Visitors (provided with a student guide) would be amazed by the quality and the range of the work on display. If visitors have attended a science, maths or technology fair, combined with an arts festival, in the past, they will get the idea. The majority of the displays will interactive and involve the use of a range of computer controlled activities.

Nothing is new -the future is already here. 

We already have teachers and schools at all levels well along the way; it just needs for the ideas to spread throughout our education system.
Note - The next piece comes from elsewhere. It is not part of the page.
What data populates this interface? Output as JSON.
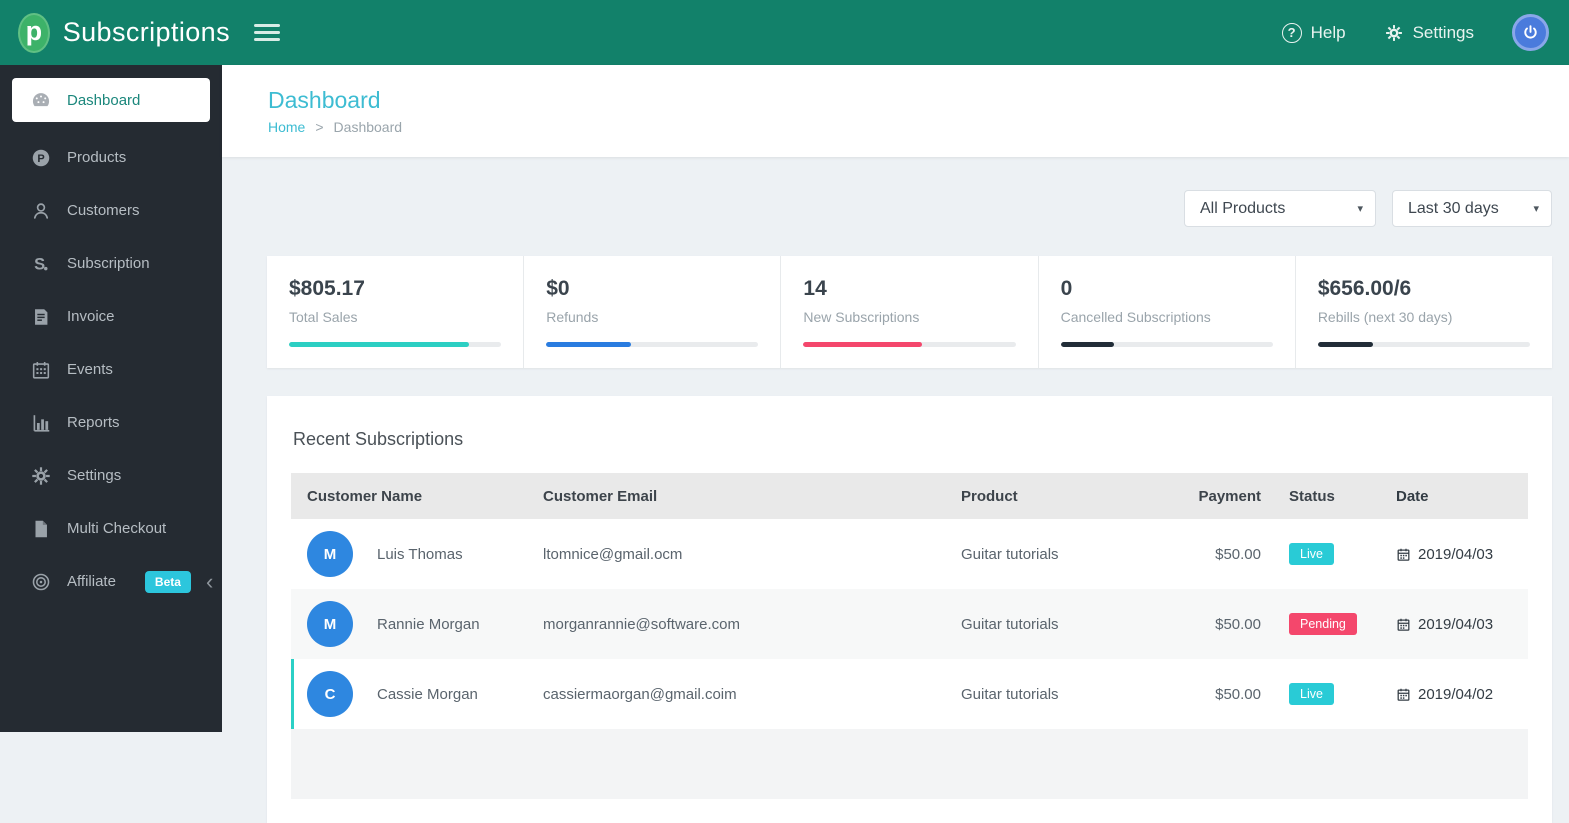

There are plenty of educationalists to provide inspiration such as Sir Ken Robinson who has stated that ‘creativity is as important as literacy and numeracy’ and Guy Claxton replaces Sir Ken’s ‘creativity’ with ‘learnacy’ in a similar quote,

The diverse programmes outlined tap into the ‘multiple intelligences’ ideas of Howard Gardner and also Eliot Eisner who, echoing Gardner, writes that we all interpret the environment with different ‘frameworks’. It’s time to face up to the issue of student disengagement for far too many students.

Elwyn Richardson
In the 1950s pioneer teacher Elwyn Richardson developed the genesis of such a learning community of scientists and artists.  It is timely that his inspirational book, ‘In the Early World’ has been recently republished by the NZCER.

It was John Dewey who wrote over a century ago that ‘children grow into adults as they live today’, that they learn through doing and reflecting on their experiences and that, if we want to ensure democracy endures, we need to have democratic schools.

If such a transformed ‘high trust’ education system were to eventuate (combined with appropriate salaries) talented individuals will want to become teachers and to be part of the unfolding adventure of learning; what better job could there be?